He looked puzzled. “I beg your pardon?”
“The whole Mr. Perfect routine.” I waved vaguely at his form. “Do you have on a ‘well-groomed’ charm or something?”
He laughed and, to my surprise, he pulled the pinky ring off his finger. He didn’t look like a dog, by any means. In fact, he looked better, more down to earth. “Yes, I do.”
“Why?”
He shrugged and slipped the ring into his pocket. His eyebrows were bushier, his teeth weren’t blinding, and his hair was a little bit shaggy. He even had some scruff on his face that made him look … kind of hot.
Okay, now I knew Grey and Lux had fucked up leaving me un-fucked. Here I was thinking the Grand High Exorcist was something more than just an evil asshole in an expensive suit.
“I guess it’s easier to be what they expect me to be.”
“They who? Your family?”
“Yes. And my fellow Conventus Magi.” He took me in again, from my hair to my shoes. “Isn’t that what you were doing but in reverse yesterday? Defying expectations?”

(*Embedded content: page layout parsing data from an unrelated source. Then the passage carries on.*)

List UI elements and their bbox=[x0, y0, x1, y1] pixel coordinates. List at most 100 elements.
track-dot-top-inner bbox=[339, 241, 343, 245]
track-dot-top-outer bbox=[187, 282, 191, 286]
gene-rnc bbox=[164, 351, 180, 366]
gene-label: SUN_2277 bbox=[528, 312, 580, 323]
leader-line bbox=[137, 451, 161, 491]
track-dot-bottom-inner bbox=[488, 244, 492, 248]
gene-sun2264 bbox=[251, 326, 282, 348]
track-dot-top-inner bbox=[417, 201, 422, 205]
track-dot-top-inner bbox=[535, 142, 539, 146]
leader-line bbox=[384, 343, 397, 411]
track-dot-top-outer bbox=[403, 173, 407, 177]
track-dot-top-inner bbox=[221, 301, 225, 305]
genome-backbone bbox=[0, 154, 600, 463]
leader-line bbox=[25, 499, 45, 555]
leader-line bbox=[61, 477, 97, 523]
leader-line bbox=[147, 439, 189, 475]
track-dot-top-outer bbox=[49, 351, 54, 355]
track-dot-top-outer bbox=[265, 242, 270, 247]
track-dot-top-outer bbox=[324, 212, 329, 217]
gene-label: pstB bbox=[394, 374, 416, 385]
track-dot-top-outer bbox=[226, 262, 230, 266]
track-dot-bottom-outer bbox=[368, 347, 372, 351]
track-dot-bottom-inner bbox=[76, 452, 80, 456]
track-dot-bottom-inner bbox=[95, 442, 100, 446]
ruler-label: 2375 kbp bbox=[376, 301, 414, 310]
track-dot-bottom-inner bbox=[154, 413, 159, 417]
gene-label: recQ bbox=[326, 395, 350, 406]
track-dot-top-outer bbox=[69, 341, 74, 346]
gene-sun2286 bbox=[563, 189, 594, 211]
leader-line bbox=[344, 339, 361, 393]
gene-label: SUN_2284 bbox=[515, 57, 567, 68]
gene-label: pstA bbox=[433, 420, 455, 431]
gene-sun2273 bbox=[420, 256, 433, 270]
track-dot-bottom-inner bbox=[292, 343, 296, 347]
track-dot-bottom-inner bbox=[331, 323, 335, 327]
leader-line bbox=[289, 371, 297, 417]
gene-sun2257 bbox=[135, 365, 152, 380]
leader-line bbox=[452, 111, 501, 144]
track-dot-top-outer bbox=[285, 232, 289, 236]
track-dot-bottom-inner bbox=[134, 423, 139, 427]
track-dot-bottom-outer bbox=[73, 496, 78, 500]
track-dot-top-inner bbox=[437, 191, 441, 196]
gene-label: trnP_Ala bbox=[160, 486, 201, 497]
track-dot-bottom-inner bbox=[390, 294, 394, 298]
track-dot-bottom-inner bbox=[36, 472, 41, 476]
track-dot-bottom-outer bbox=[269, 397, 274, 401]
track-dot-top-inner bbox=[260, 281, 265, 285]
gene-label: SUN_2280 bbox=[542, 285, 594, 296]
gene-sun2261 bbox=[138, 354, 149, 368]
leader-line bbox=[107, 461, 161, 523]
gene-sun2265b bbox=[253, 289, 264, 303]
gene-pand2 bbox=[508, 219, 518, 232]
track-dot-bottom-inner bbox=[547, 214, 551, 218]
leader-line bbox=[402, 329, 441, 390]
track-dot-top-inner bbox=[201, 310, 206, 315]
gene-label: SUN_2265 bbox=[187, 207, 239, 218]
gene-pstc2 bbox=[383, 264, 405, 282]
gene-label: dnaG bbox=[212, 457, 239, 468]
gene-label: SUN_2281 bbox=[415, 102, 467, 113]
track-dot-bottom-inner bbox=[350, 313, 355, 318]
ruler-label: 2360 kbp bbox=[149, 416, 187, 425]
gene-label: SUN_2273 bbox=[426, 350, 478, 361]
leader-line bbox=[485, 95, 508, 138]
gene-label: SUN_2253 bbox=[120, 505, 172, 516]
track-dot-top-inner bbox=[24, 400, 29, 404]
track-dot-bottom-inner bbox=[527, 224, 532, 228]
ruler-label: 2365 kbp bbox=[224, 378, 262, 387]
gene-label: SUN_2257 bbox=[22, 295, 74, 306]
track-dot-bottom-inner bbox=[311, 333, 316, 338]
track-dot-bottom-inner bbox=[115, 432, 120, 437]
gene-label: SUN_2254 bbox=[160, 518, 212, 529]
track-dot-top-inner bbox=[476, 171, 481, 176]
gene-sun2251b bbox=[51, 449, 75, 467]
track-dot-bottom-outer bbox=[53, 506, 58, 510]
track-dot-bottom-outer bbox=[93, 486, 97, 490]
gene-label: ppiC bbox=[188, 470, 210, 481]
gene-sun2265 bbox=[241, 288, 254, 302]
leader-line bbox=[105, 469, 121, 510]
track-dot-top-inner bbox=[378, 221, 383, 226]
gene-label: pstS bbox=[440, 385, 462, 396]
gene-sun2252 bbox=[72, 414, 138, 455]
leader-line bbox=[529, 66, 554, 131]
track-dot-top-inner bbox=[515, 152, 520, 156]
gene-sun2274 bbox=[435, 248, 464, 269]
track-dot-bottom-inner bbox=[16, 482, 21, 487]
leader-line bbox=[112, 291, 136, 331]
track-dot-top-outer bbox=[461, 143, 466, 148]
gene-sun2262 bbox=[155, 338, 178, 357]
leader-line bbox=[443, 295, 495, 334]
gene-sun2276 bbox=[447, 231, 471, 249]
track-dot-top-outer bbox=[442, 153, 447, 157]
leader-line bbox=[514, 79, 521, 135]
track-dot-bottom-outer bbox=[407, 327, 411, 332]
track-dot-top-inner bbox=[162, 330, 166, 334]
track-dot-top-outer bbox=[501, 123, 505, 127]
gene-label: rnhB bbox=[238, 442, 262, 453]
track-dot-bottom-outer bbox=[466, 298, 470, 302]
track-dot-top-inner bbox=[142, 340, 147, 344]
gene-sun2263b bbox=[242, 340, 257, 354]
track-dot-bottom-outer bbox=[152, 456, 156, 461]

My heartbeat sped, though I tried hard to look nonchalant. What had I been doing there all dressed down? “My hair makes me stand out and there are days when I just don’t want to deal with people. People tend to want things from Minerva Marchand’s granddaughter.” It sounded true because it was. I did get tired of people seeing my hair and recognizing me, wanting to ingratiate themselves with her by sucking up to me. “So you’re telling me you wear that stupid ring because people expect you to be perfect?”
“It’s a disguise like your wig and contact. People see what they want to see. Is it wrong to give it to them to make things go more smoothly?”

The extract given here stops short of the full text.